3–4 hours before the stage, riders load up on fast-digesting carbs:

  • Oatmeal, white rice, pancakes, or bread with jam

  • Bananas, honey, and sometimes a light egg dish

  • Coffee or tea for a caffeine boost

  • Plenty of water and electrolyte drinks to start hydrated

Getting this right is key—too little fuel, and the rider “bonks” (hits the wall). Too much, and digestion gets in the way of performance.


During the Race: Snacking on the Move

Tour de France cyclists eat constantly during the ride, aiming for 80–120 grams of carbs per hour. That’s the equivalent of 3–5 energy gels or several small snacks every hour.

Common on-the-bike fuel includes:

  • Energy gels, bars, and chews

  • Rice cakes wrapped in foil

  • Bananas and small sandwiches

  • Sports drinks with sugar and electrolytes

Staying hydrated is just as important. Riders often carry two bottles—one with water, the other with a carbohydrate-rich drink.


Post-Ride: Recovery Begins Immediately

Once the stage ends, recovery nutrition kicks in fast:

  • A recovery drink or shake with protein and carbs is consumed within 30 minutes

  • This is often followed by a full meal of pasta or rice, lean proteins (like chicken or fish), and vegetables

  • Throughout the evening, riders continue to snack to meet their huge calorie needs

Chocolate milk is a popular and effective recovery drink, thanks to its optimal carb-to-protein ratio. Read more about its benefits:   (click here).

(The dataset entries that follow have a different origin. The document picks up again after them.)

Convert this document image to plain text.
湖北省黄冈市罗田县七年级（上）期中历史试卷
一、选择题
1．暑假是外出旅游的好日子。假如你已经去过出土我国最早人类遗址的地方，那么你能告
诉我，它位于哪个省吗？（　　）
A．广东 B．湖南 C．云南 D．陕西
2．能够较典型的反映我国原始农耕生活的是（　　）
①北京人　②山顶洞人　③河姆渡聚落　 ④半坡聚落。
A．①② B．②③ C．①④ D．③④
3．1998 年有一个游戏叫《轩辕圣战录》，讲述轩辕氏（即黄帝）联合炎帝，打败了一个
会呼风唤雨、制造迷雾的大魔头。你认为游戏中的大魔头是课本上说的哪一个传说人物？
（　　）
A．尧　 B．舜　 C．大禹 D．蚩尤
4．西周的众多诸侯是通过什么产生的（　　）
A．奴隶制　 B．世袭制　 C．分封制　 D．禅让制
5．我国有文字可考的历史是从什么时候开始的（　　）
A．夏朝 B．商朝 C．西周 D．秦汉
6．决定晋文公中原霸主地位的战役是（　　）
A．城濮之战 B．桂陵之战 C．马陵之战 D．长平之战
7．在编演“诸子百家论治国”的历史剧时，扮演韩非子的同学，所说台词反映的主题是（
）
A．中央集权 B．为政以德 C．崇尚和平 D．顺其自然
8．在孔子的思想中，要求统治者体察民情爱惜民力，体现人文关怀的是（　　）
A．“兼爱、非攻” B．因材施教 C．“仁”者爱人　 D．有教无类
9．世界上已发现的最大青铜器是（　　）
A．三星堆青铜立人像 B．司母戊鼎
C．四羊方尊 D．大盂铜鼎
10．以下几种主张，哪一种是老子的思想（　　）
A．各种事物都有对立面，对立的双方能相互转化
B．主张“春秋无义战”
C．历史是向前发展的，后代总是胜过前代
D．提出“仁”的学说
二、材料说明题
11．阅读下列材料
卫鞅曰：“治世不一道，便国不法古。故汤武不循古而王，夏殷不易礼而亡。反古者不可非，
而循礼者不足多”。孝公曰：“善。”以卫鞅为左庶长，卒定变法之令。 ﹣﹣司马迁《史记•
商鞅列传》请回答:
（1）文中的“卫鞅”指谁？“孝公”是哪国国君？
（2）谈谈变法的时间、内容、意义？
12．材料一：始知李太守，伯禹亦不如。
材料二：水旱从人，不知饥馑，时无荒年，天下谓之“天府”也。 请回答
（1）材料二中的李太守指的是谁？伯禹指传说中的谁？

Evening Meals: Repair, Rehydrate, Rebuild

Dinner for a Tour de France rider isn’t just about calories—it’s about healing and preparing for the next day. Meals focus on:

  • Anti-inflammatory foods: berries, sweet potatoes, greens, olive oil

  • High-quality protein: chicken, fish, eggs, and protein supplements

  • Simple carbs for easy glycogen replenishment

  • Lots of fluids, often with added electrolytes

Some teams even use rice cookers on the team bus so riders can eat warm, familiar carbs right after the race.


The Bottom Line

Tour de France athletes treat food like fuel—and every bite matters. Their performance depends on the right nutrients at the right times, consumed with laser focus. Whether you’re a competitive athlete or just looking for smarter ways to recover, there’s a lot to learn from how the pros eat.